Liberals rat on Scots fees pledge

They call this democracy?

THE LIBERAL Democrats in Scotland have sold students out over tuition fees. Their Judas price is a few petty posts and the miserly whiff of power. After all the promises of a "new politics" in Scotland, voters' wishes have been utterly ignored. Anyone who voted for the Liberal Democrats on 6 May, in the hope that they would at least defeat tutition fees, now finds fees will stay. Anyone who voted Labour for something different to the Liberal Democrats' views now finds the Liberal Democrats at the heart of government.

It has not been a process of slow rot, but a stampede to cynical compromise. On 6 May almost two thirds of voters chose parties which said clearly they were for an immediate end to tuition fees. The deal signed on 14 May between leaders of Labour and the Liberal Democrats is a declaration that fees will continue. "Tuition fees will be dead by Friday," enthused former Liberal Democrat leader Sir David Steel at the party's celebratory post-election press conference. It must be the first death where the victim never went cold and the supposed murderer offered a life support system.

The Liberal Democrat leader, Jim Wallace, now says his party's pledge to scrap fees was just "election rhetoric". As a result of the Lib-Lab pact the party which came fourth will get the deputy first minister post as well as other plum spots for guzzling from the Holyrood trough. Labour would be in trouble without the agreement with the Liberal Democrats to run the Scottish Parliament for four years. First minister Donald Dewar would not have a majority for fees or for the present PFI regime. He could have faced awkward votes over education, health and relations with the government in London.


"It has not been a slow rot, but a stampede to cynical compromise"

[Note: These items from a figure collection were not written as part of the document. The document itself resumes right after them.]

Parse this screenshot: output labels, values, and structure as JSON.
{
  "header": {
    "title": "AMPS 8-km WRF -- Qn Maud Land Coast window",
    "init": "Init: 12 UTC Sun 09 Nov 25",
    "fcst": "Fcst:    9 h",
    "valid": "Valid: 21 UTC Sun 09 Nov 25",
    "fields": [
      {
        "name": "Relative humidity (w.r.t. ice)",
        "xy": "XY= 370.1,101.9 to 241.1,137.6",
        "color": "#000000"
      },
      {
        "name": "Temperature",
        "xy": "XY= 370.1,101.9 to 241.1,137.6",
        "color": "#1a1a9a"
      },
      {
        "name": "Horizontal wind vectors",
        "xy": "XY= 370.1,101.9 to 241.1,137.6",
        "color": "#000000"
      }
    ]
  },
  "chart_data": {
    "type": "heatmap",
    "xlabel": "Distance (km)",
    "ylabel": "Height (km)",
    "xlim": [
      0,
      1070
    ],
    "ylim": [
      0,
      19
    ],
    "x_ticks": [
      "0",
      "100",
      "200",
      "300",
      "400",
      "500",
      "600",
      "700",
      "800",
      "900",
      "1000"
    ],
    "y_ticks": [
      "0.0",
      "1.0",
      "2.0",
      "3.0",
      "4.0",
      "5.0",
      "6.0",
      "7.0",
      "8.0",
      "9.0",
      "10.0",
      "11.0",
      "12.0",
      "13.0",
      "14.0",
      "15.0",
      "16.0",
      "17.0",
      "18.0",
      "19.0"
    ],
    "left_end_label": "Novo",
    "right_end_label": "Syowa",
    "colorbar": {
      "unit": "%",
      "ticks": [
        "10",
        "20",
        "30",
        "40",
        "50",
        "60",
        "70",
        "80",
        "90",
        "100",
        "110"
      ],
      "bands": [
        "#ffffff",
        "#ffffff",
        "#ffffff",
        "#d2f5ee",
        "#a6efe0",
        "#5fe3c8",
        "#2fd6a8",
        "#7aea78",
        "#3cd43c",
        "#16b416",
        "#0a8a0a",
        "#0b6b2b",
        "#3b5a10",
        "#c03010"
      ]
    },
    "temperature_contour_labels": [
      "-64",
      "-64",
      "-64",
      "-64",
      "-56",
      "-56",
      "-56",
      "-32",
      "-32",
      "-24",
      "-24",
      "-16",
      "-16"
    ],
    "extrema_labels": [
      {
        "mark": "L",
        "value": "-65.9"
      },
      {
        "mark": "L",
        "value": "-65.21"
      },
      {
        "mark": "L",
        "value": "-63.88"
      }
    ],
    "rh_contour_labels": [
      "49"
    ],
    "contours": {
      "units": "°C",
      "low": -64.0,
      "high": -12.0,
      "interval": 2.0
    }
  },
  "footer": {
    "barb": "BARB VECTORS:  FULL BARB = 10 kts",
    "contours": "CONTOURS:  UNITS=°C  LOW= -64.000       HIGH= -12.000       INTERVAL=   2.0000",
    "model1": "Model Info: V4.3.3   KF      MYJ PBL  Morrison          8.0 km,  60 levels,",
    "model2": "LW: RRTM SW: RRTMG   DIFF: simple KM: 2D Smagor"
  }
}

Instead Dewar can stick the Liberal Democrats' votes in his back pocket and try to ram through Tony Blair's policies with a tartan frill. The coalition deal promises an inquiry into student funding. But, contrary to some Liberal Democrat claims, it will not be put to a free vote when the report comes back in three months time. Instead the coalition executive, with its New Labour pro-fees majority, will decide its policy and that will be binding on the Liberal Democrats.

Some Liberal Democrats opposed the deal with Labour. Two Labour MSPs, John McAllion and Elaine Smith, were also against the deal. The Lib-Lab pact is another big step on the road to making Labour a "classless" party which puts the editors of the Sun and the Mail before trade unions. It is a step forward for "the project" so beloved of the Blair coterie. That is why Blair intervened in the coalition talks. He wanted to make sure they were firmly focused on pro-business policies. It is why British Liberal Democrat Paddy Ashdown told Wallace to sell out so as not to endanger even closer Lib-Lab cooperation at Westminster.

This week has been bitter confirmation that under New Labour and its Liberal Democrat partners it will be "business as usual" in the Scottish Parliament, unless there is a build up of pressure from ordinary people outside the chamber.


March on Edinburgh to scrap fees
Thursday 1 July
Phone 0141 332 0681

Turn the anger into protests

THE ANGER in Scotland at this week's affront to democracy needs to be turned into effective protest. Students are already mobilising to fight for what people voted for-the scrapping of tuition fees-and the reinstatement of grants. They have called a march to the ceremonial opening of the Scottish Parliament on 1 July. It has already won the backing of students' associations at Edinburgh University, Dundee College, Paisley University, Ayr College, Glasgow Caledonian University, Reid Kerr College, Kilmarnock College and Clydebank College. Protesters will come from several parts of Scotland and converge on Falkirk for an evening meeting on 29 June. They will then march on to Edinburgh.

Kenny Hannah, the president of Caledonian University Students' Association, told Socialist Worker, "We will be marching to show that we want fees removed as one of the first acts of the parliament and we don't want a fudge or a dirty deal." Every student and trade unionist should get behind the march and try to be in Edinburgh on 1 July. The NUS Scotland students' union insisted this week that it is still "totally opposed" to fees and is determined to carry the campaign forward. Its leaders should immediately support and build this march. And they should call on everyone who voted for an end to fees to do the same.


Labour joins Tories in deal

LABOUR HAS joined with the Tories to run Perth & Kinross council. The election result saw the Scottish National Party with 16 seats, Labour six seats, the Conservatives 11 seats, Liberal Democrats six seats and independents two. In an unprecedented "partnership" all the parties except the SNP joined together to take control. Labour will have the provost (top official) of the council, the Tories the deputy provost. But Labour is not alone in its readiness to make pacts with the devil. At the start of this week the SNP was negotiating with the Tories to jointly run Stirling council.